I’ve got a friend who was nice enough to write a post for me on how he did a custom paint job on his Bulgarian and Romanian AK. On one of them he did a camo snakeskin and the other was ghosted skulls. This first post covers preparing the guns for paint and applying the bake on Gun Kote finish. The second post will show how he did the custom paint for the AK rifles.
This is the first of hopefully more postings from him. I’m hoping he will share how he put together the small parts blasting cabinet.
The two AK’s I’ve decided to play with last weekend are a Bulgarian and a Romanian WASR 2. Both were painted with a glossy baked on paint before.
It is necessary to wear gloves, preferably disposable because they are clean coming out of the box. The chemicals involved in the process described below are VERY caustic.
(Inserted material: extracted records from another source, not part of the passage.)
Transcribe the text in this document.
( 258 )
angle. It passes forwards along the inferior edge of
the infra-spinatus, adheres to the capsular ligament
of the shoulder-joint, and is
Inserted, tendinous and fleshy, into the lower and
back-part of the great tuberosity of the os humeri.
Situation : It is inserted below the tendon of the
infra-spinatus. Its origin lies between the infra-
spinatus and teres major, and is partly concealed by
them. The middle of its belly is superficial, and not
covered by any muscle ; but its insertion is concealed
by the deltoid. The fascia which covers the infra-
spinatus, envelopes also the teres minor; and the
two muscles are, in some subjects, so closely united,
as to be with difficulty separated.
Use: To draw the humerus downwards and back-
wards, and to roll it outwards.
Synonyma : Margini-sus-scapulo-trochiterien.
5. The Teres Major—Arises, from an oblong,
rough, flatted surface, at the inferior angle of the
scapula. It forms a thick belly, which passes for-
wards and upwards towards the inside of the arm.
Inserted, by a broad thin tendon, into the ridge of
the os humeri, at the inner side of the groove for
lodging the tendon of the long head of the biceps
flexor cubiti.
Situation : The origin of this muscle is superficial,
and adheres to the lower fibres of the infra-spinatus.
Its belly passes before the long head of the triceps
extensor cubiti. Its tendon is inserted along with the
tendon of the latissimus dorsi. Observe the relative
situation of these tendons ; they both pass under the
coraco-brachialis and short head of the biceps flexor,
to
What is described here involves disassembling a firearm, modifying it and reassembly. You should not undertake this unless you are completely familiar with the firearm. In addition, always follow gun safety, cleaning and maintenance.
Preparing For Painting
The guns were stripped and degreased using brake cleaner. Brake cleaner was used because it is pressurized and will strip most paint. The plastic box below is my home made blasting cabinet.
Before sand blasting the barrels were plugged using blue shop towels and blue painters tape.
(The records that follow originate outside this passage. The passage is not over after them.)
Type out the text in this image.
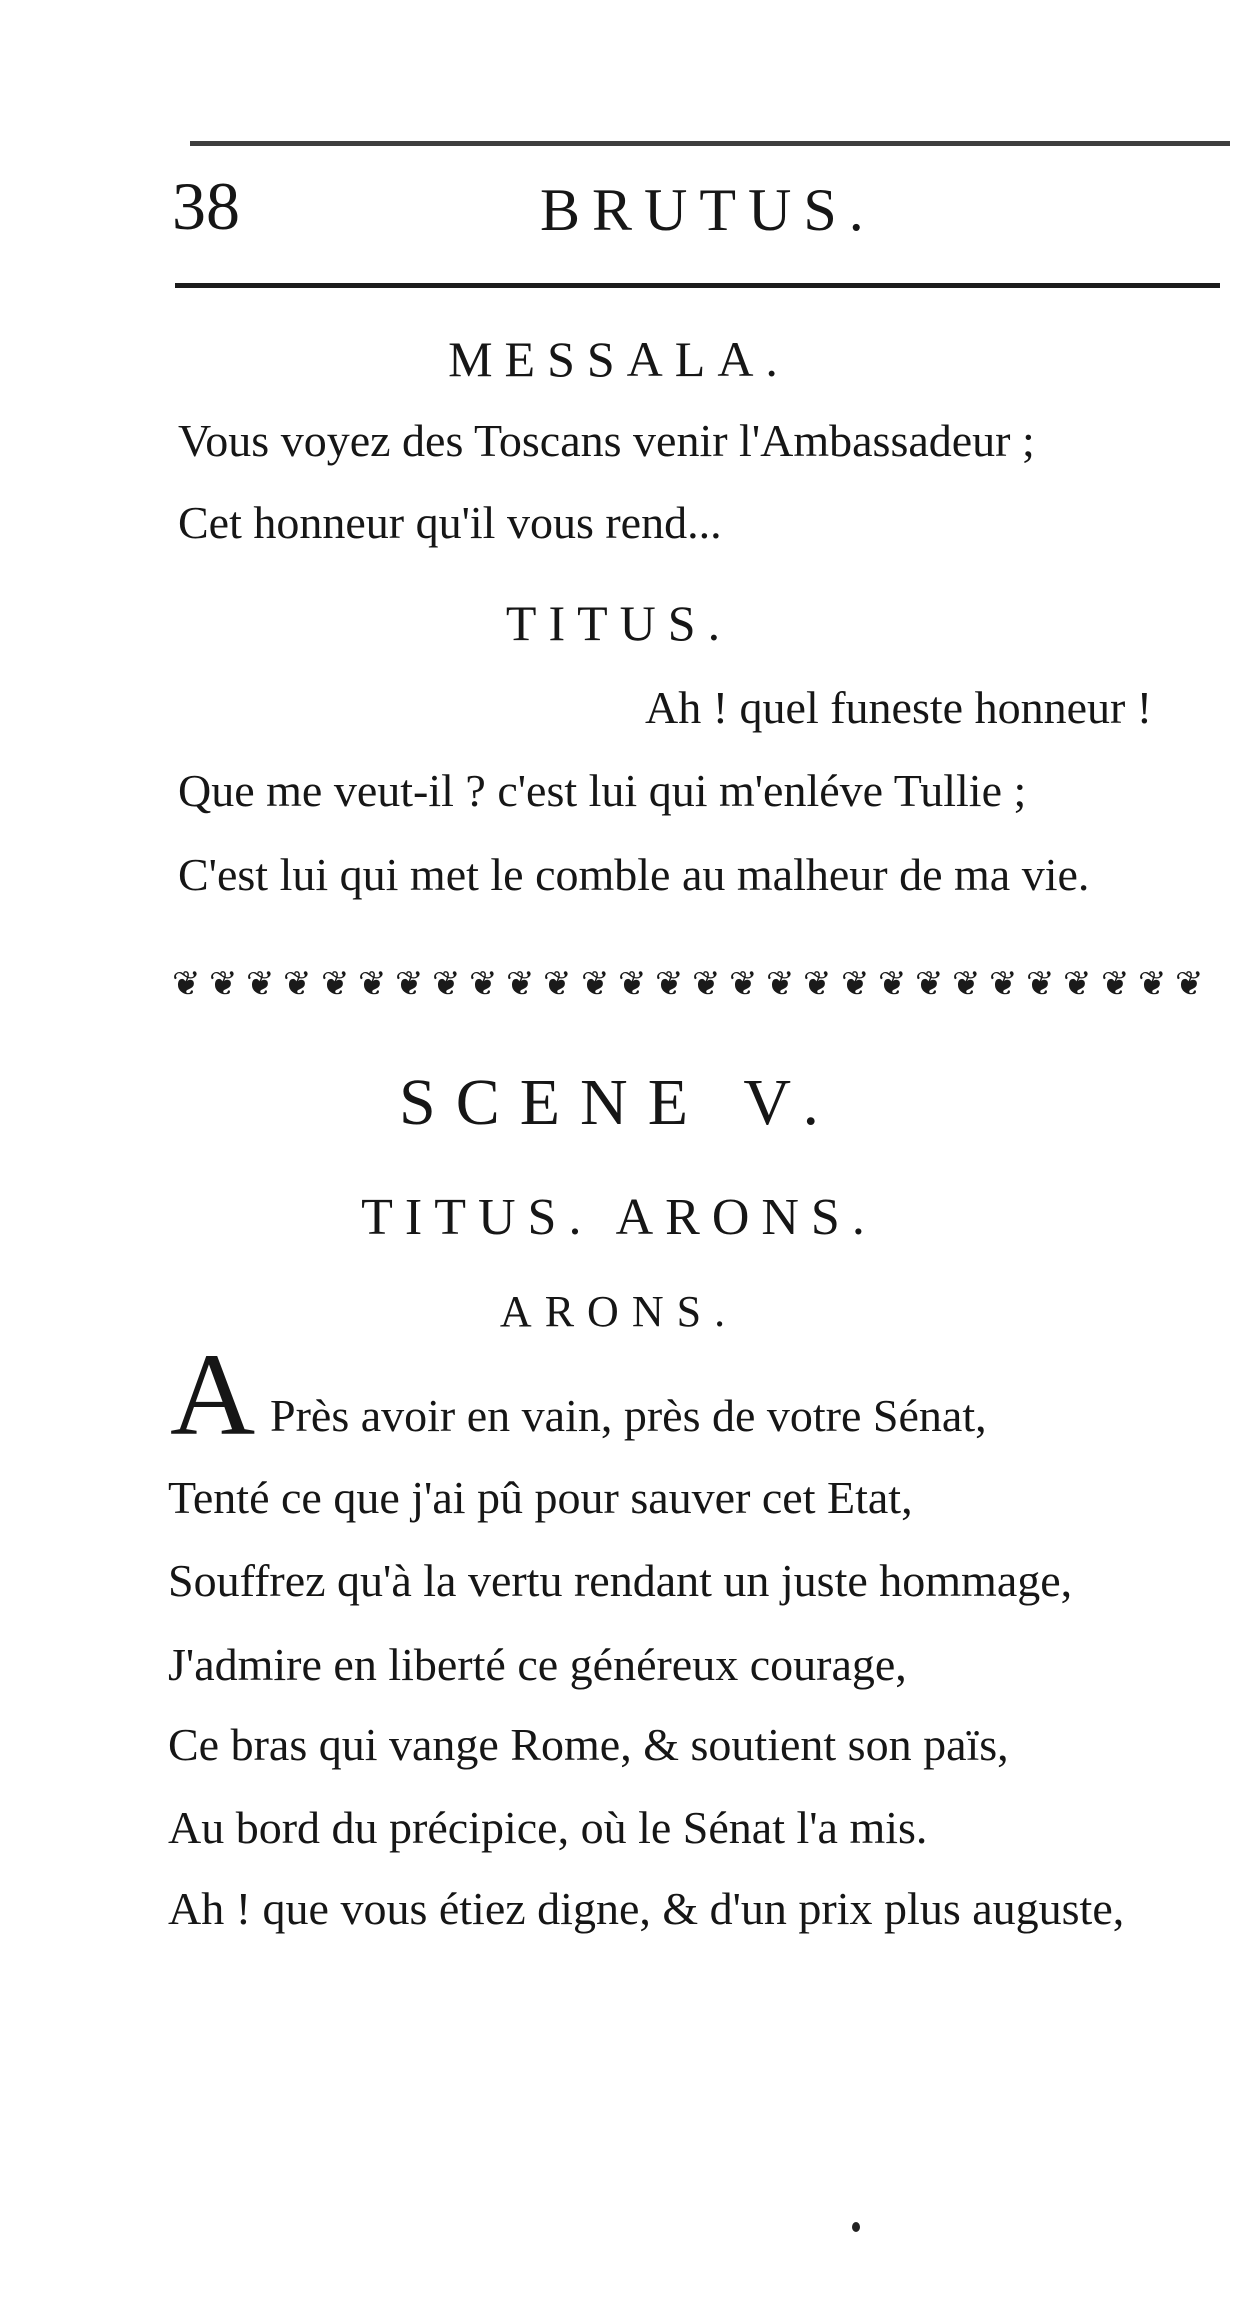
38	BRUTUS.
MESSALA.
Vous voyez des Toscans venir l'Ambassadeur ;
Cet honneur qu'il vous rend...
TITUS.
Ah ! quel funeste honneur !
Que me veut-il ? c'est lui qui m'enléve Tullie ;
C'est lui qui met le comble au malheur de ma vie.
❦ ❦ ❦ ❦ ❦ ❦ ❦ ❦ ❦ ❦ ❦ ❦ ❦ ❦ ❦ ❦ ❦ ❦ ❦ ❦ ❦ ❦ ❦ ❦ ❦ ❦ ❦ ❦
SCENE V.
TITUS. ARONS.
ARONS.
A Près avoir en vain, près de votre Sénat,
Tenté ce que j'ai pû pour sauver cet Etat,
Souffrez qu'à la vertu rendant un juste hommage,
J'admire en liberté ce généreux courage,
Ce bras qui vange Rome, & soutient son païs,
Au bord du précipice, où le Sénat l'a mis.
Ah ! que vous étiez digne, & d'un prix plus auguste,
The sand blasting media used was Aluminum Oxide because the paint needs a rough surface to adhere to.
Final Cleaning Before Painting
It is imperative that all Aluminum Oxide, any residual oils and chemicals be cleaned from the surfaces that will be painted.
To do this brake cleaner is used one more time on all the gun parts and wiped clean with denatured alcohol. Make sure gloves are worn throughout this process to keep the oils from your hands from getting on the surfaces.
Painting the Guns
All painting was done with an airbrush at 50 PSI.
Painting the Stocks
The Romanian stocks were painted with KG Industries 1200 Series Stock Kote. This is an air cured water based ployurethane resin system.
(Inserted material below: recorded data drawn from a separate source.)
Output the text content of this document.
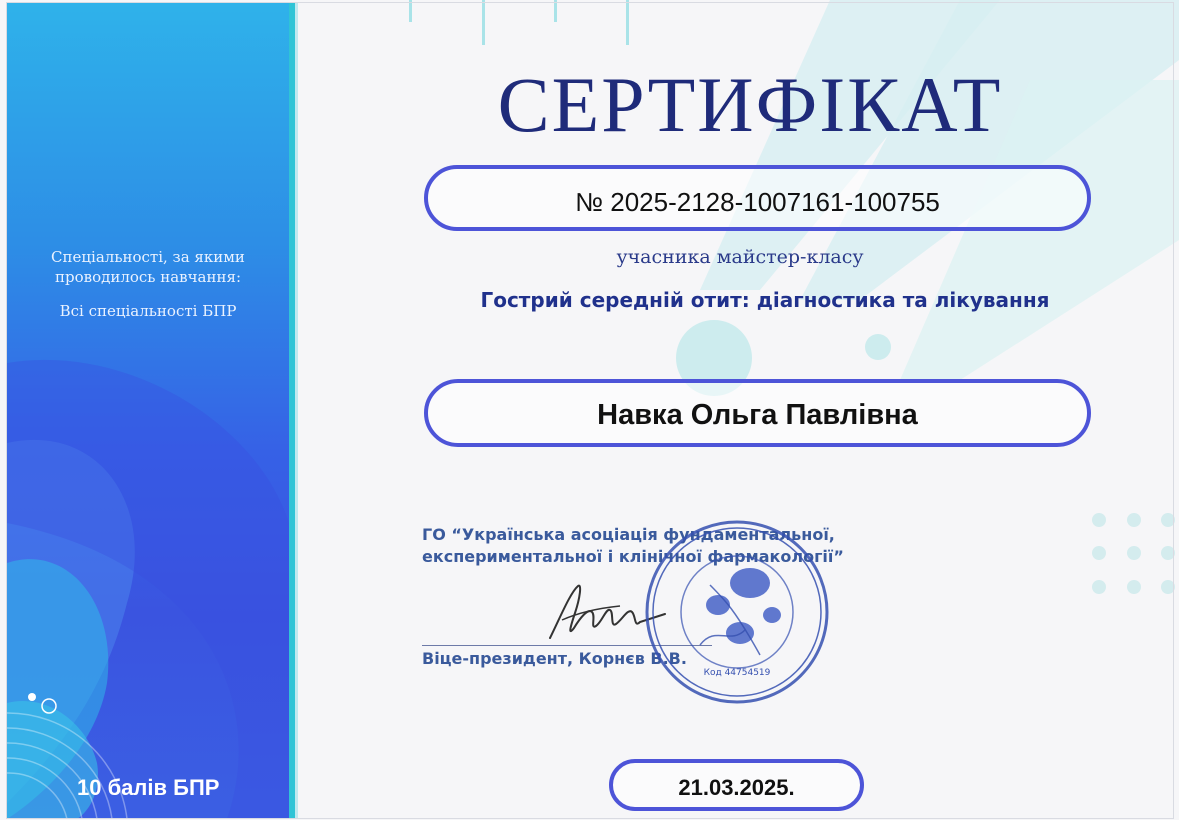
Спеціальності, за якими
проводилось навчання:
Всі спеціальності БПР
10 балів БПР
СЕРТИФІКАТ
№ 2025-2128-1007161-100755
учасника майстер-класу
Гострий середній отит: діагностика та лікування
Навка Ольга Павлівна
ГО “Українська асоціація фундаментальної,
експериментальної і клінічної фармакології”
Віце-президент, Корнєв В.В.
Код 44754519
21.03.2025.
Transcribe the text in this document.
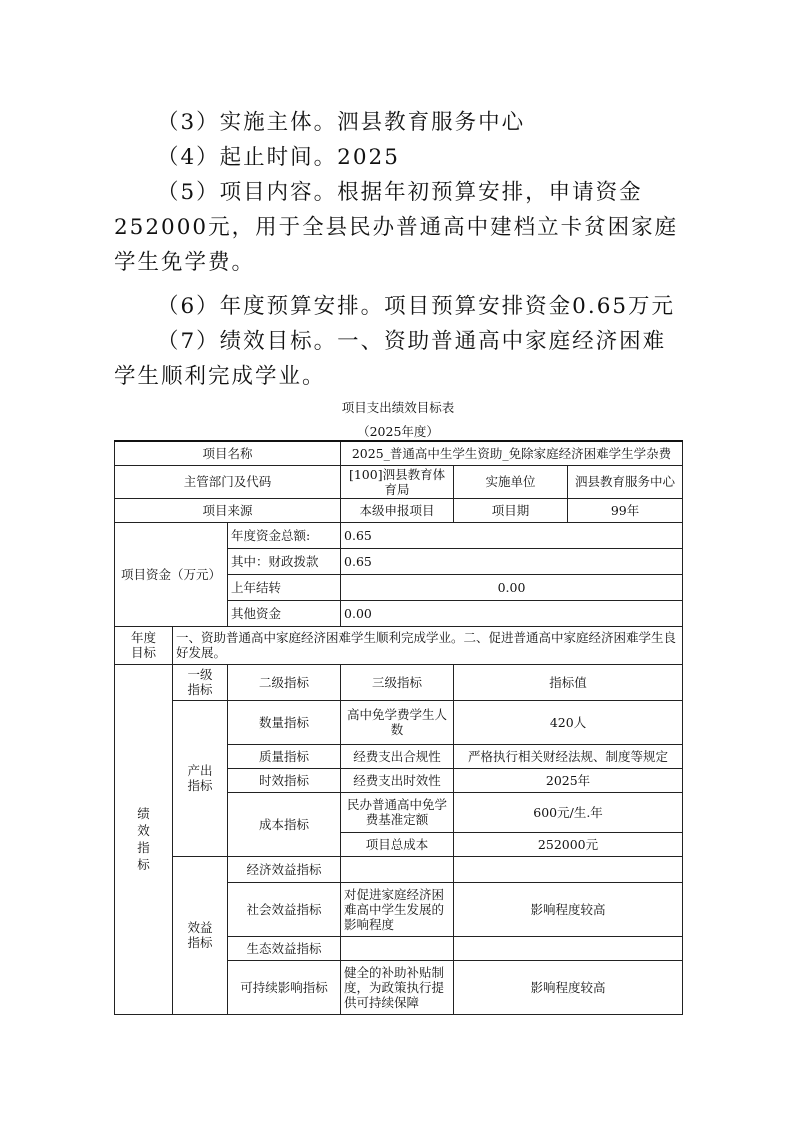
（3）实施主体。泗县教育服务中心

（4）起止时间。2025

（5）项目内容。根据年初预算安排，申请资金252000元，用于全县民办普通高中建档立卡贫困家庭学生免学费。

（6）年度预算安排。项目预算安排资金0.65万元

（7）绩效目标。一、资助普通高中家庭经济困难学生顺利完成学业。

项目支出绩效目标表
（2025年度）
项目名称			2025_普通高中生学生资助_免除家庭经济困难学生学杂费		
主管部门及代码			[100]泗县教育体育局	实施单位	泗县教育服务中心
项目来源			本级申报项目	项目期	99年
项目资金（万元）		年度资金总额:	0.65		
		其中：财政拨款	0.65		
		上年结转	0.00		
		其他资金	0.00		
年度目标	一、资助普通高中家庭经济困难学生顺利完成学业。二、促进普通高中家庭经济困难学生良好发展。				
绩效指标	一级指标	二级指标	三级指标	指标值	
	产出指标	数量指标	高中免学费学生人数	420人	
		质量指标	经费支出合规性	严格执行相关财经法规、制度等规定	
		时效指标	经费支出时效性	2025年	
		成本指标	民办普通高中免学费基准定额	600元/生.年	
			项目总成本	252000元	
	效益指标	经济效益指标			
		社会效益指标	对促进家庭经济困难高中学生发展的影响程度	影响程度较高	
		生态效益指标			
		可持续影响指标	健全的补助补贴制度，为政策执行提供可持续保障	影响程度较高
The stocks needed to be baked at 150 to 200 degrees and then the Stock Kote was sprayed on. No need to bake afterwards.
Painting The Rifles
The metal parts were done with 2400 Series Gun Kote. When cured it has a pencil hardness of >9H and will flex with a 180 degree bend.
The parts were baked at 120 degrees, then painted with multiple thin coats.
- Between the coats a heat gun was used to keep the metal warm.
- Keep parts that aren’t being painted in the oven until you are ready to paint them.
They are in between coats here.
Baking The Rifles
After the last coat was applied, the parts hung until the paint wasn’t tacky. Then they were baked at 350 degrees for 1 hour.
After taking the parts out of the oven, they were reassembled for the custom paint.
Notice the chrome pistons weren’t painted.